Dispersion statistics analyze how data is spread out. The range (difference between highest and lowest values) is the simplest. Variance (an estimate of the distance of the mean from each value) and standard deviation (how spread out the values in the data are from the mean) are more complex. Spotify might want to know which song was downloaded most frequently. Amazon might want to know the range of incomes of their customers.

Range, variance, and standard deviation are three important statistical measures that can be used to understand customer behavior. These measures provide different insights into the data and can be used together to gain a more complete understanding of consumer behavior.

The range is the difference between the highest and lowest value in a set of data. It can be used to understand the spread of the data and to identify any outliers. For example, if the range of the amount of money spent by customers on a particular product is \$20, it means that the highest amount spent is \$20 more than the lowest amount spent. This can be useful in identifying customers who are willing to spend more or less than the average customer.

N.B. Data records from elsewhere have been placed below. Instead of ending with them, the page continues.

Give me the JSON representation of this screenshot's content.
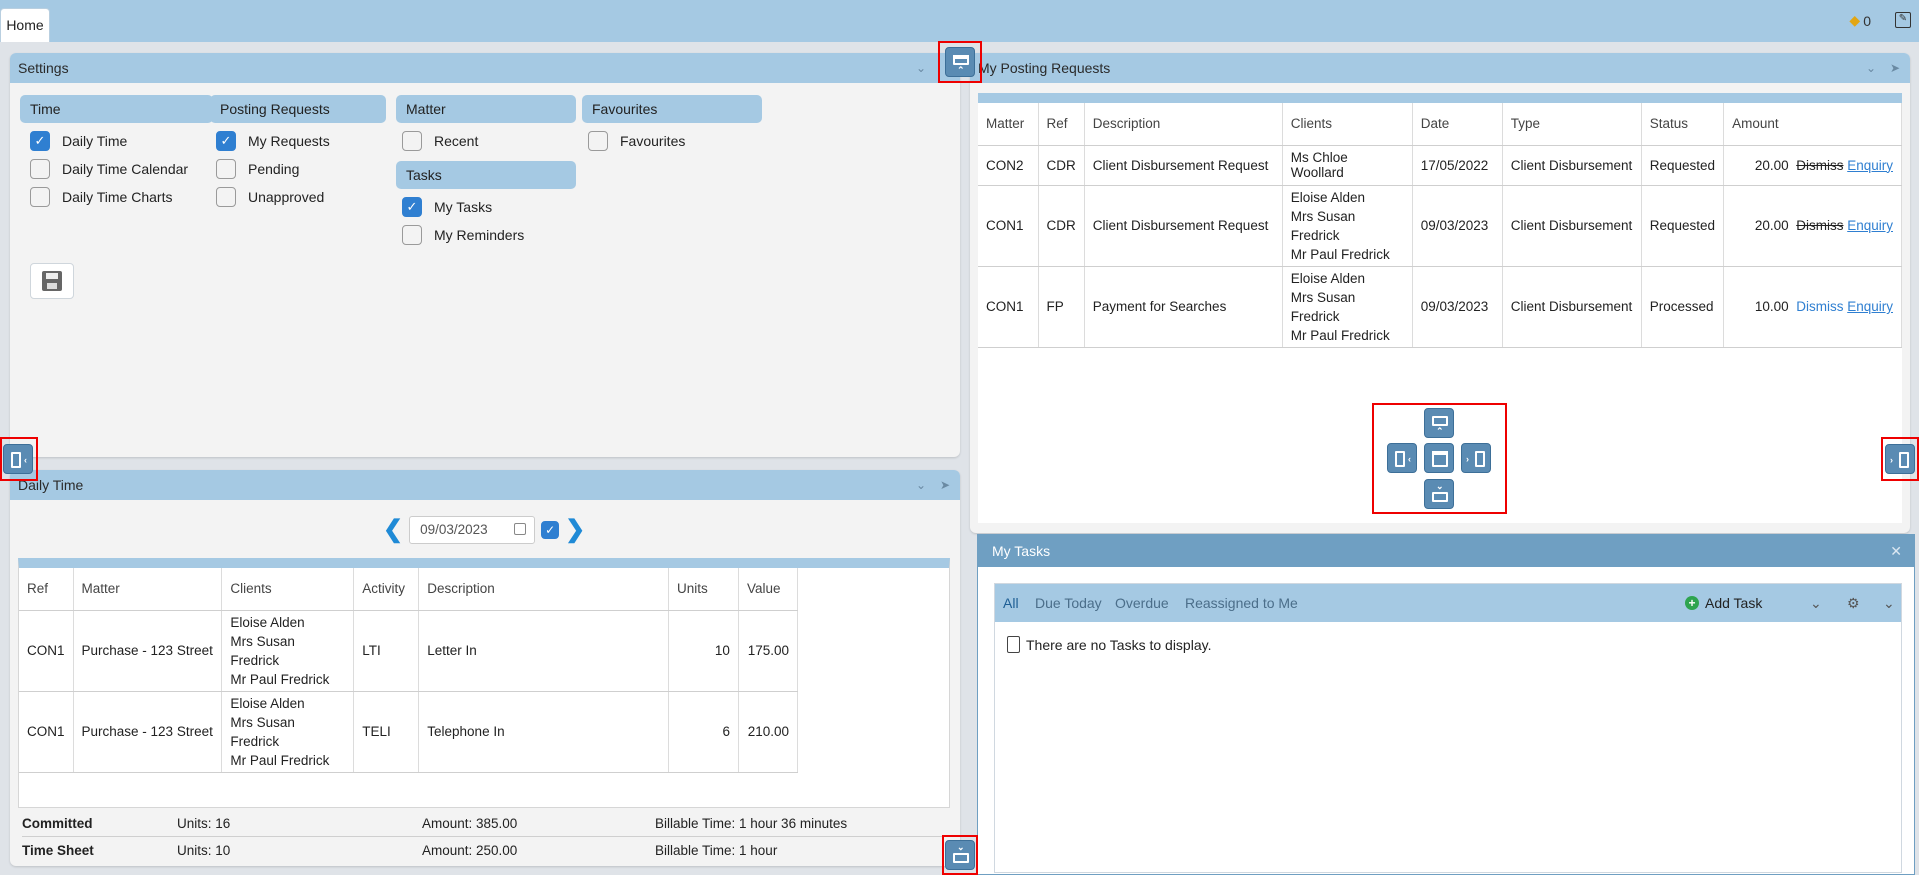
{
  "topbar": {
    "home_tab": "Home",
    "notification_count": "0"
  },
  "settings": {
    "title": "Settings",
    "groups": {
      "time": {
        "label": "Time",
        "items": [
          {
            "label": "Daily Time",
            "checked": true
          },
          {
            "label": "Daily Time Calendar",
            "checked": false
          },
          {
            "label": "Daily Time Charts",
            "checked": false
          }
        ]
      },
      "posting": {
        "label": "Posting Requests",
        "items": [
          {
            "label": "My Requests",
            "checked": true
          },
          {
            "label": "Pending",
            "checked": false
          },
          {
            "label": "Unapproved",
            "checked": false
          }
        ]
      },
      "matter": {
        "label": "Matter",
        "items": [
          {
            "label": "Recent",
            "checked": false
          }
        ]
      },
      "tasks": {
        "label": "Tasks",
        "items": [
          {
            "label": "My Tasks",
            "checked": true
          },
          {
            "label": "My Reminders",
            "checked": false
          }
        ]
      },
      "favourites": {
        "label": "Favourites",
        "items": [
          {
            "label": "Favourites",
            "checked": false
          }
        ]
      }
    }
  },
  "posting_requests": {
    "title": "My Posting Requests",
    "columns": [
      "Matter",
      "Ref",
      "Description",
      "Clients",
      "Date",
      "Type",
      "Status",
      "Amount"
    ],
    "rows": [
      {
        "matter": "CON2",
        "ref": "CDR",
        "description": "Client Disbursement Request",
        "clients": [
          "Ms Chloe Woollard"
        ],
        "date": "17/05/2022",
        "type": "Client Disbursement",
        "status": "Requested",
        "amount": "20.00",
        "dismiss": "Dismiss",
        "enquiry": "Enquiry"
      },
      {
        "matter": "CON1",
        "ref": "CDR",
        "description": "Client Disbursement Request",
        "clients": [
          "Eloise Alden",
          "Mrs Susan Fredrick",
          "Mr Paul Fredrick"
        ],
        "date": "09/03/2023",
        "type": "Client Disbursement",
        "status": "Requested",
        "amount": "20.00",
        "dismiss": "Dismiss",
        "enquiry": "Enquiry"
      },
      {
        "matter": "CON1",
        "ref": "FP",
        "description": "Payment for Searches",
        "clients": [
          "Eloise Alden",
          "Mrs Susan Fredrick",
          "Mr Paul Fredrick"
        ],
        "date": "09/03/2023",
        "type": "Client Disbursement",
        "status": "Processed",
        "amount": "10.00",
        "dismiss": "Dismiss",
        "enquiry": "Enquiry"
      }
    ]
  },
  "daily_time": {
    "title": "Daily Time",
    "date": "09/03/2023",
    "columns": [
      "Ref",
      "Matter",
      "Clients",
      "Activity",
      "Description",
      "Units",
      "Value"
    ],
    "rows": [
      {
        "ref": "CON1",
        "matter": "Purchase - 123 Street",
        "clients": [
          "Eloise Alden",
          "Mrs Susan Fredrick",
          "Mr Paul Fredrick"
        ],
        "activity": "LTI",
        "description": "Letter In",
        "units": "10",
        "value": "175.00"
      },
      {
        "ref": "CON1",
        "matter": "Purchase - 123 Street",
        "clients": [
          "Eloise Alden",
          "Mrs Susan Fredrick",
          "Mr Paul Fredrick"
        ],
        "activity": "TELI",
        "description": "Telephone In",
        "units": "6",
        "value": "210.00"
      }
    ],
    "committed": {
      "label": "Committed",
      "units": "Units: 16",
      "amount": "Amount: 385.00",
      "billable": "Billable Time: 1 hour 36 minutes"
    },
    "timesheet": {
      "label": "Time Sheet",
      "units": "Units: 10",
      "amount": "Amount: 250.00",
      "billable": "Billable Time: 1 hour"
    }
  },
  "tasks": {
    "title": "My Tasks",
    "tabs": [
      "All",
      "Due Today",
      "Overdue",
      "Reassigned to Me"
    ],
    "add_task": "Add Task",
    "empty": "There are no Tasks to display."
  },
  "colors": {
    "header": "#a5c9e3",
    "accent": "#2f7fd1",
    "dock_highlight": "#e00000"
  }
}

The variance is a measure of the spread of the data. It is calculated by finding the average of the squared differences from the mean. The higher the variance, the more spread out the data is. Variance can be used to understand how much customers are willing to deviate from the average amount spent on a particular product.

The standard deviation is a measure of the spread of the data that is calculated from the variance. It is the square root of the variance. The standard deviation can be used to understand how much customers are willing to deviate from the average amount spent on a particular product. The standard deviation is useful in identifying customers who are willing to spend more or less than the average customer.

Here’s an example from Charles Wheelan’s popular book Naked Statistics. You’ve been feeling extra tired so your doctor orders some blood work. The result comes back with a count of 134 for a (fictitious) blood chemical. The internet tells you that the mean count for someone your age is 122. Do you worry? You call the doctor and her assistant tells you that there is natural variation for this chemical and the standard deviation for this measure is 18.

Plenty of people have counts higher or lower. The problem comes when the count is excessive. How do you know what’s excessive? In many distributions of data, most observations lie within one standard deviation of the mean. In fact, in a normal distribution, we know by definition that 68.2% of observations are in this range. It’s the “foundation on which much of statistics is built,” writes Wheelan. In the case of your blood result, your result is 12 above the mean, which is less than one standard deviation. You can relax, for now.

These examples are simple so we hope you can remember them as prompts when you first approach any data set. Even the largest, most complex data can be described and its underlying patterns exposed.